YourCabs aggregates radio cabs from multiple taxi operators in Bangalore. For each model type, the supply shifts dynamically and depends on the number of drivers logged in. If cabs are unavailable, Yourcabs incurs cost on either upgrading the passenger or losing the sale. If several cabs do not have bookings, there is some loss of relationship with the supplier. Thus, YourCabs needs to be able to predict the demand for each cab type at an hourly basis so it can reach out to taxi operators and plan the number of drivers logging into its system.
Our forecasting problem predicts the demand for each cab type segment from November 15-22, 2013 at an hourly level. We first split the cab models into 5 segments – small cars, sedans, utility vehicles, premium cars, and buses. On plotting the data we see that the trend changes drastically from mid 2013 for small cars and sedans. Thus, only data for the last 6 months should be used to generate forecasts. Further, there is light seasonality at a weekly level and very strong seasonality at the hourly level for each segment. These seasonalities need be accounted for while making forecasts. We test the forecasting model over the first two weeks of November to evaluate and compare different models.

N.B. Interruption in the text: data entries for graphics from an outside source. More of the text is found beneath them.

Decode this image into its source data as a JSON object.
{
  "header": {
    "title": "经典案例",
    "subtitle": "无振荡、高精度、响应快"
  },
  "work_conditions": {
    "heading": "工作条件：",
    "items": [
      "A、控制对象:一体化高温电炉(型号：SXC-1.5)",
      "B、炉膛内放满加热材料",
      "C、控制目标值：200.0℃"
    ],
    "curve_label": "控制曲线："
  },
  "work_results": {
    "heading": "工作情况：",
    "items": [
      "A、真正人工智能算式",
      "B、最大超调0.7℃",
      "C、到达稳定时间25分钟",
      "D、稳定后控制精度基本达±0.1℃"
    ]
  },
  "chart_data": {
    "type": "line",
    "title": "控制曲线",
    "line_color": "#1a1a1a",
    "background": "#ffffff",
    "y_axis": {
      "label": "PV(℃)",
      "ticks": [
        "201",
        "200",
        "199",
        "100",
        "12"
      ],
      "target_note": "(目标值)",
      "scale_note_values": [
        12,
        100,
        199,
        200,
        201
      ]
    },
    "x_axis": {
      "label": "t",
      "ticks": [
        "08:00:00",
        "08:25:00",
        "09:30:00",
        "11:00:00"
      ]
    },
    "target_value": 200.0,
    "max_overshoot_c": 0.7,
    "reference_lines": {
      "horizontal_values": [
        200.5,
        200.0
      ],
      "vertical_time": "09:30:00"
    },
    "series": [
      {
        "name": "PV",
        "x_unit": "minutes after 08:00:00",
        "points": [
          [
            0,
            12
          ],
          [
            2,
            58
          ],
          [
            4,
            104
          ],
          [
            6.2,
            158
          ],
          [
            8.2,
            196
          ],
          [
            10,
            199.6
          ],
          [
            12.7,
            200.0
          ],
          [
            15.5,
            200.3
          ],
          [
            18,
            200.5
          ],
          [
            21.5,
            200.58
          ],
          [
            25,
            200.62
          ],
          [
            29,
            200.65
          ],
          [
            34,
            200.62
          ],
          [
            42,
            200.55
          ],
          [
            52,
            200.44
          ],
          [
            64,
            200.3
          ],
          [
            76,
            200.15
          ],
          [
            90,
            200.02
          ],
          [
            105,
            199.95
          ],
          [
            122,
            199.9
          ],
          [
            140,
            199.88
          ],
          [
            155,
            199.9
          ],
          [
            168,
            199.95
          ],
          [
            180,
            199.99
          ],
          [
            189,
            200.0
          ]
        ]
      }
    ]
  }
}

We first generate benchmark forecasts using a naive rule. We then create forecasting models using multiple linear regressions and the Holt Winter model. For Small cars, Sedans, and Utility vehicles, linear regression is a better predictor of cab demand over the validation period. We then generate forecasts for the forecast horizon using regression. However, the model has a tendency to under-predict the peak demand, and under-prediction cost is higher than over-prediction cost. Thus we attach a factor of safety to the forecasts before making any business decisions. We make suitable assumptions for the factors of safety for each of the popular segments. Premium cars and buses have seen very little demand over the past two years. Thus, it is not feasible to generate forecasts for their demand. Practically, these vehicles can be arranged specifically for any customer who asks for them.
In conclusion we recommend using multiple linear regression including intraday and intraweek seasonalities for forecasting hourly demand for each cab segment. The forecasts can be generated at the start of the day for the entire day and rolled forward for the next day. Our model does not take into account the location of the supply and demand. Nor does it factor in vehicles in transit that will become available for booking in the next hour. These aspects must be accounted for before deploying the forecasting model.